Скорцени благоразумно промолчал. Он понимал, что личный пилот фюрера, командир правительственной авиаэскадрильи вряд ли способен обладать большей информацией, чем та, что получена им вместе с очередным приказом. Тем не менее попытался осторожно прощупать почву:

– Было бы куда интереснее знать, в какую часть света мне суждено направиться после всей этой шумихи с чествованием Муссолини. Вы не астролог, господин бригадефюрер? – То, что генерал был в гражданском, облегчало Скорцени общение с ним. Отсутствовало психологическое давление мундира.

– Мы – солдаты, гауптштурмфюрер. Независимо от чина, – добавил он. Да, независимо от чина. Приказы же, как правило, поступают в последние минуты.

– Глубокомысленное замечание, господин бригадефюрер, – неуклюже попытался Скорцени свести их диалог к шутке. Но если бы он мог позволить себе такое признание, он признался бы генералу, что покорен его умением мужественно подавлять в себе вполне понятное в этой ситуации чувство зависти к успехам нового героя нации.

23

Войдя в номер, отведенный ему в отеле японской военной миссии в Тайлари, генерал Семенов с удивлением обнаружил в нем юную японку, ту же, которая приносила им чай. При появлении генерала японка поднялась с низенькой тахты и ступила ему навстречу. Под прозрачным шелковым халатом угадывалось совершенно голое тело. Теперь оно казалось даже более миниатюрным и изысканным, чем во время первого появления этой гейши.

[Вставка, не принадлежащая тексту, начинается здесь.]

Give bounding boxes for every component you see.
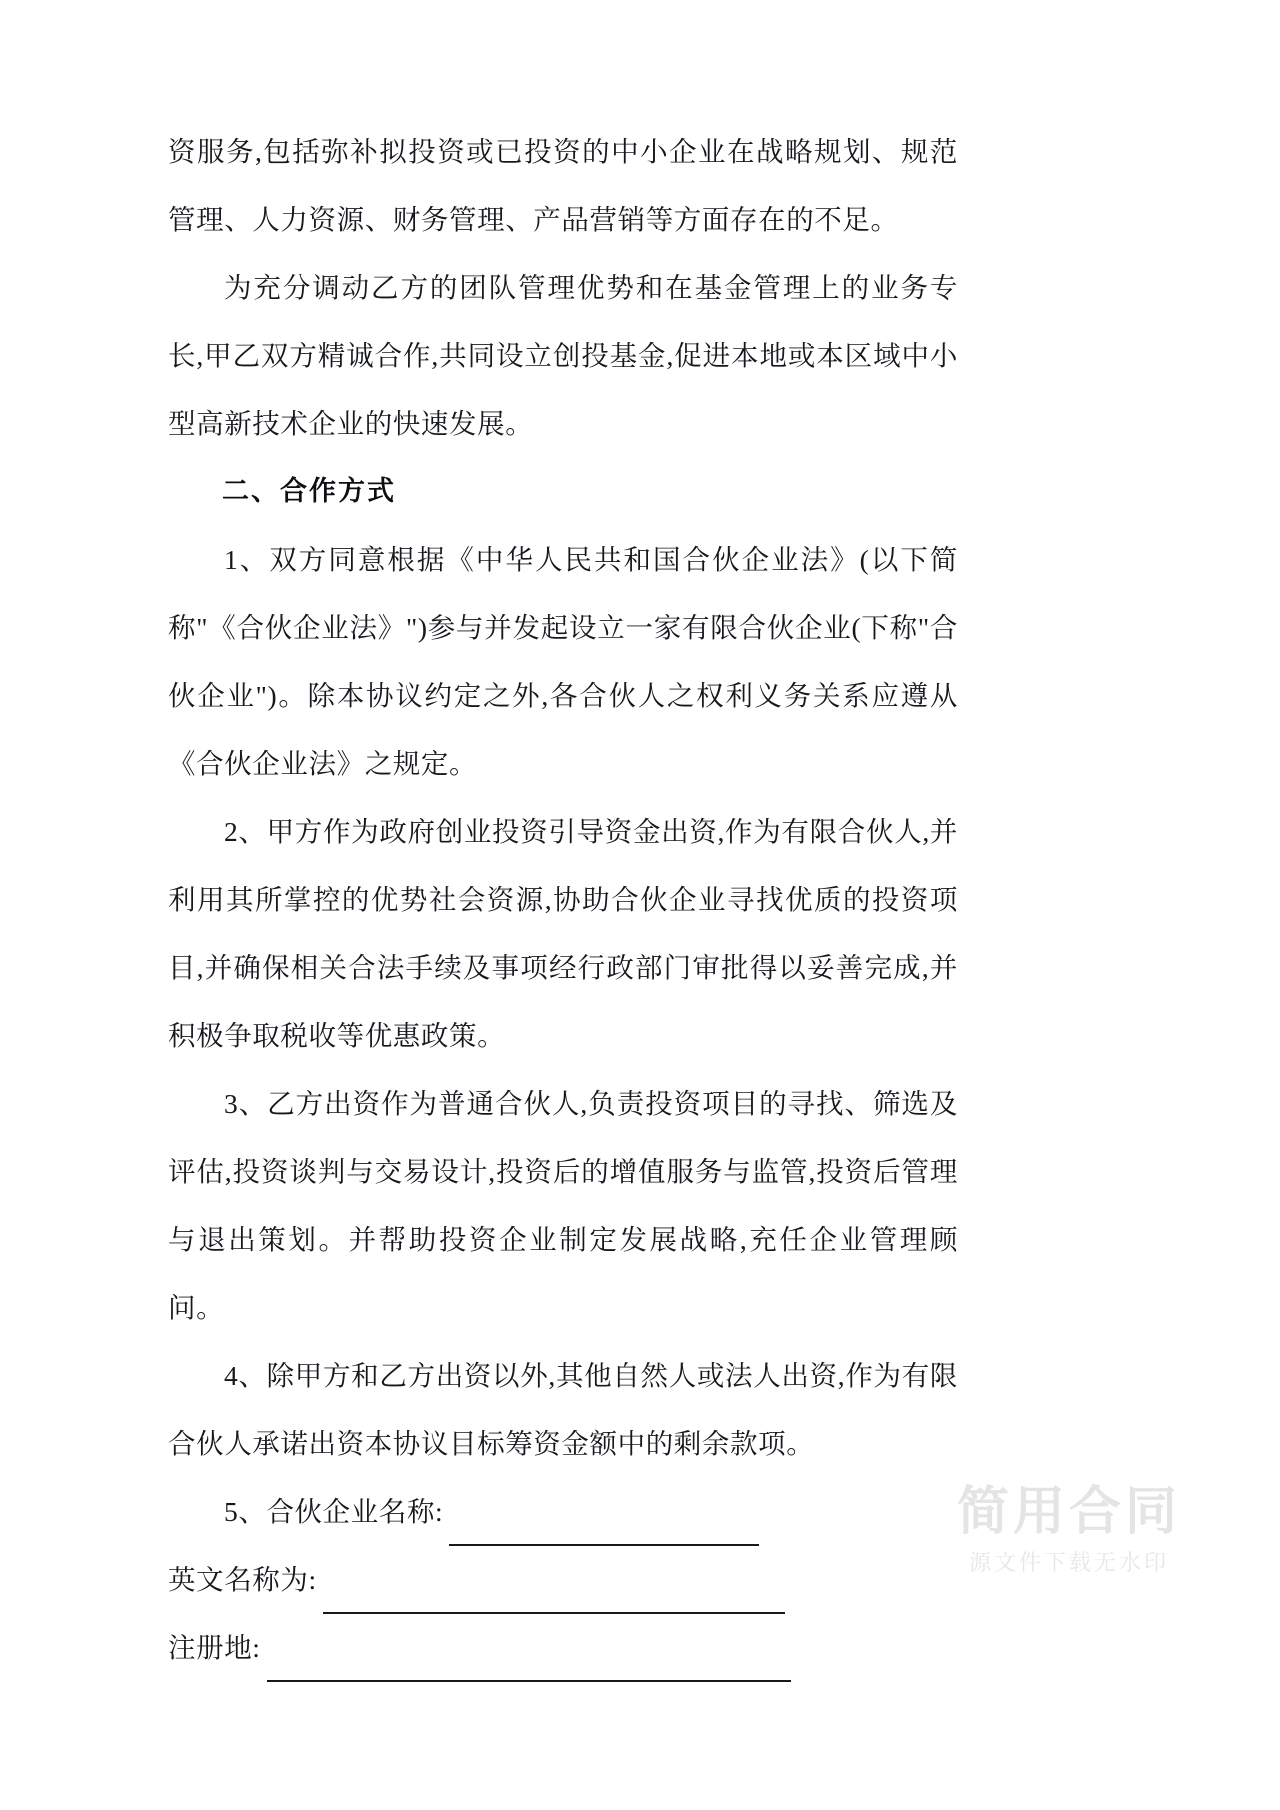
clause-item-4: 4、除甲方和乙方出资以外,其他自然人或法人出资,作为有限合伙人承诺出资本协议目标筹资金额中的剩余款项。 [168,1360,958,1459]
clause-item-2: 2、甲方作为政府创业投资引导资金出资,作为有限合伙人,并利用其所掌控的优势社会资源,协助合伙企业寻找优质的投资项目,并确保相关合法手续及事项经行政部门审批得以妥善完成,并积极争取税收等优惠政策。 [168,816,958,1051]
field-partnership-name-label: 5、合伙企业名称: [224,1496,444,1527]
watermark-title: 简用合同 [956,1482,1181,1543]
field-english-name-label: 英文名称为: [168,1564,317,1595]
document-body [168,118,958,1682]
field-registration-place-input[interactable] [267,1634,791,1682]
field-partnership-name-row [168,1478,958,1546]
watermark-subtitle: 源文件下载无水印 [968,1551,1169,1576]
paragraph-purpose: 为充分调动乙方的团队管理优势和在基金管理上的业务专长,甲乙双方精诚合作,共同设立创投基金,促进本地或本区域中小型高新技术企业的快速发展。 [168,272,958,439]
field-english-name-input[interactable] [323,1566,785,1614]
field-english-name-row [168,1546,958,1614]
field-registration-place-row [168,1614,958,1682]
clause-item-3: 3、乙方出资作为普通合伙人,负责投资项目的寻找、筛选及评估,投资谈判与交易设计,投资后的增值服务与监管,投资后管理与退出策划。并帮助投资企业制定发展战略,充任企业管理顾问。 [168,1088,958,1323]
clause-item-1: 1、双方同意根据《中华人民共和国合伙企业法》(以下简称"《合伙企业法》")参与并发起设立一家有限合伙企业(下称"合伙企业")。除本协议约定之外,各合伙人之权利义务关系应遵从《合伙企业法》之规定。 [168,544,958,779]
field-registration-place-label: 注册地: [168,1632,261,1663]
section-heading-cooperation-method: 二、合作方式 [222,476,396,507]
field-partnership-name-input[interactable] [449,1498,759,1546]
paragraph-intro-continued: 资服务,包括弥补拟投资或已投资的中小企业在战略规划、规范管理、人力资源、财务管理、产品营销等方面存在的不足。 [168,136,958,235]
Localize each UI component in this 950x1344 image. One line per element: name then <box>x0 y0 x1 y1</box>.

На столике у тахты стояли уже знакомые Семенову чашечки с саке и тарелочки с бутербродами. Кроме того, источаемый большой пиалой островатый приятный запах свидетельствовал, что ужин их будет состоять из чашечки риса с черт знает какой рыбной приправой. Атаман никогда не был в восторге от японской кухни, но однообразие ее просто-таки поражало. Возможно, потому и поражало, что все разновидности рисовых блюд воспринимались им как одно – «рис с черт знает какой приправой».

Девушка стояла по ту сторону столика. Озаряя комнату полуприкрытой, а потому еще более соблазнительной, наготой, она как бы испытывала генерала на инстинкт: желая знать, на что он набросится раньше – на нее или еду.

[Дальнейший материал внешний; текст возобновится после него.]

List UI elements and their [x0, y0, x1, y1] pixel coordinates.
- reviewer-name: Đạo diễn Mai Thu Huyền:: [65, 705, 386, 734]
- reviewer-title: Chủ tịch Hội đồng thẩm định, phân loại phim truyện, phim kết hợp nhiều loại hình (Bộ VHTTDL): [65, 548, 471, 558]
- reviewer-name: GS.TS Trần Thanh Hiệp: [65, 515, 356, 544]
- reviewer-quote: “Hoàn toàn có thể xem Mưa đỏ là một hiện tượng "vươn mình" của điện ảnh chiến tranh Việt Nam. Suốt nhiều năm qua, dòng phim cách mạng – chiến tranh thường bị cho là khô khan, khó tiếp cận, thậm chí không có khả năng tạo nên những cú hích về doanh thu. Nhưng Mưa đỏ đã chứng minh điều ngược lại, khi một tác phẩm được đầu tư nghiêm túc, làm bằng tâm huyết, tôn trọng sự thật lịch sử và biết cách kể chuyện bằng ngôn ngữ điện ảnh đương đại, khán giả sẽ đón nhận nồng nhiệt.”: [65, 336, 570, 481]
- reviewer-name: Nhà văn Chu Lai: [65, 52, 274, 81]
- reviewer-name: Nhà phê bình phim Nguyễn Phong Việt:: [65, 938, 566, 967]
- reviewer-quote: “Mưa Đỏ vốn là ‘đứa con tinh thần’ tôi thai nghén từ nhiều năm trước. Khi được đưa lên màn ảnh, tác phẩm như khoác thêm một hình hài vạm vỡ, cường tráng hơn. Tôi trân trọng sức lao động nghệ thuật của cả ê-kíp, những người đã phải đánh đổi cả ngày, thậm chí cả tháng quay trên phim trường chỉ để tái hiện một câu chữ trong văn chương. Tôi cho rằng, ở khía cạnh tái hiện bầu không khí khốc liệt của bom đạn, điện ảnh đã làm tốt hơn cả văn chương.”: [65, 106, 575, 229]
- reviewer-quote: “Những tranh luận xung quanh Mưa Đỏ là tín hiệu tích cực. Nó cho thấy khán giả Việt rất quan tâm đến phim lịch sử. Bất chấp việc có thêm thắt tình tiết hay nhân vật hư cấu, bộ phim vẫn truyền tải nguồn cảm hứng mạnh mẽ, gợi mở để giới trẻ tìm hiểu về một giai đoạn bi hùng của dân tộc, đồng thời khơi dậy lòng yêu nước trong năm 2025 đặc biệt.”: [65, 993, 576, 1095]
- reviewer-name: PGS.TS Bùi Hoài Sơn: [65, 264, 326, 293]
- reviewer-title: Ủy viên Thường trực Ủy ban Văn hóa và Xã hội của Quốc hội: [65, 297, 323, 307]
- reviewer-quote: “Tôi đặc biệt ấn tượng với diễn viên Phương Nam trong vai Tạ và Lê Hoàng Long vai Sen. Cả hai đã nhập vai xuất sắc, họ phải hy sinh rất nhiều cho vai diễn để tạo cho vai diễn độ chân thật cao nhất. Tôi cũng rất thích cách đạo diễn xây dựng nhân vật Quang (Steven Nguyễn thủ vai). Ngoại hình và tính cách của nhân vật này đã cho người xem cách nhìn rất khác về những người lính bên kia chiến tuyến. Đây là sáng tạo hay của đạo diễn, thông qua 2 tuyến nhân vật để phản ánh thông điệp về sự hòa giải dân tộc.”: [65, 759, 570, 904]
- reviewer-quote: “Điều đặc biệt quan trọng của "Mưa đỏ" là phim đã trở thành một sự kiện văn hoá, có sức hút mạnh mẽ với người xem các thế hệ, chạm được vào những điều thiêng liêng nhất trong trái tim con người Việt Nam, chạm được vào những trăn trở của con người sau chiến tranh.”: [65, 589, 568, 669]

Пятидесятилетний атаман понял ее, улыбнулся и, подойдя к тахте, устало опустился на нее. Девушка поднесла ему чашечку саке.

– И-ты осень устал, да? – присела у его ног.

– Чертовски.

– И-целтовски, да? – обнажила два ряда обворожительно белых, ровных, по-детски мелких зубов. Искрящиеся глазки ее напоминали две созревшие сливы, а лукавство, порождавшее улыбку, восходило своими магическими истоками к первородному лукавству Евы.

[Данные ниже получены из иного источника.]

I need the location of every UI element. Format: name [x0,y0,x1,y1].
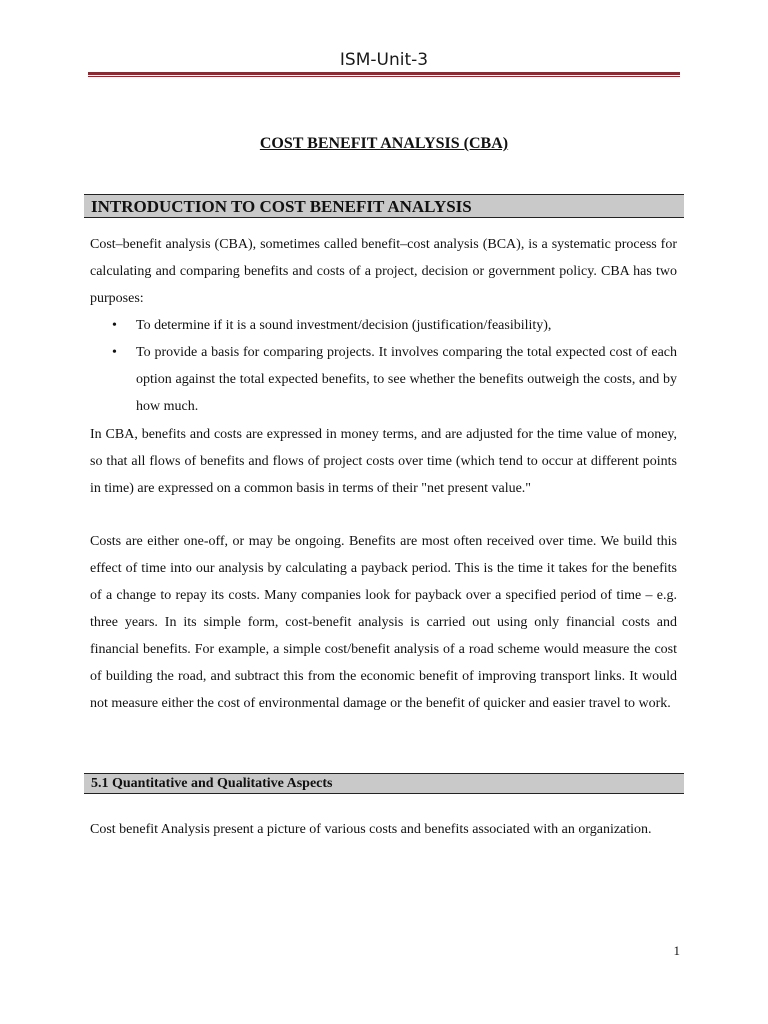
page-number: 1 [673,943,680,958]
header-rule-thin [88,76,680,77]
list-item-text: To determine if it is a sound investment/decision (justification/feasibility), [136,318,552,333]
purpose-list [90,312,677,420]
list-item [90,312,677,339]
bullet-icon: • [112,345,117,360]
list-item [90,339,677,420]
quantitative-paragraph: Cost benefit Analysis present a picture of various costs and benefits associated with an organization. [90,822,652,837]
header-rule [88,72,680,75]
section-heading-text: 5.1 Quantitative and Qualitative Aspects [91,776,333,791]
section-heading-quantitative [84,773,684,794]
section-heading-introduction [84,194,684,218]
costs-paragraph: Costs are either one-off, or may be ongoing. Benefits are most often received over time. We build this effect of time into our analysis by calculating a payback period. This is the time it takes for the benefits of a change to repay its costs. Many companies look for payback over a specified period of time – e.g. three years. In its simple form, cost-benefit analysis is carried out using only financial costs and financial benefits. For example, a simple cost/benefit analysis of a road scheme would measure the cost of building the road, and subtract this from the economic benefit of improving transport links. It would not measure either the cost of environmental damage or the benefit of quicker and easier travel to work. [90,534,677,711]
npv-paragraph: In CBA, benefits and costs are expressed in money terms, and are adjusted for the time value of money, so that all flows of benefits and flows of project costs over time (which tend to occur at different points in time) are expressed on a common basis in terms of their "net present value." [90,427,677,496]
running-header: ISM-Unit-3 [339,50,429,70]
bullet-icon: • [112,318,117,333]
section-heading-text: INTRODUCTION TO COST BENEFIT ANALYSIS [91,197,472,216]
document-title: COST BENEFIT ANALYSIS (CBA) [259,135,509,152]
intro-paragraph: Cost–benefit analysis (CBA), sometimes called benefit–cost analysis (BCA), is a systematic process for calculating and comparing benefits and costs of a project, decision or government policy. CBA has two purposes: [90,237,677,306]
list-item-text: To provide a basis for comparing projects. It involves comparing the total expected cost of each option against the total expected benefits, to see whether the benefits outweigh the costs, and by how much. [136,345,677,414]
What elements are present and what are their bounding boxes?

– Кто тебя прислал сюда? Капитан-переводчик?

– И-нет.

– Исимура?

– И-нет.

– Сама пришла, что ли? – ехидно ухмыльнулся Семенов, отпивая из чашечки унизительно слабую, но божественно священную японскую водку.

– И-нет.

– Паршивка узкоглазая, в соболях-алмазах, – добродушно покачал головой генерал. Ему на минутку почудилось, что это он вернулся к себе домой (Семенов давным-давно жил один) и дома его встречает эта девчушка. Он устало садится на тахту, японка присаживается у его ног и подносит чашечку саке. Что еще нужно от жизни человеку, которому перевалило за пятьдесят? Какие армии, какие войны, какие походы? Все, что мило ему в этом мире, – так это хрупкое, облаченное в полупрозрачный халатик создание с белозубой улыбкой и лукавыми глазенками-сливами.

«Но чтобы получить все это, нужно было сначала стать главнокомандующим вооруженными силами Дальнего Востока, – напомнил себе генерал. Лукавить позволительно гейше, но не тебе. Впрочем, похоже, что в последнее время япошки и на тебя смотрят как на… гейшу», – презрительно прищурился атаман.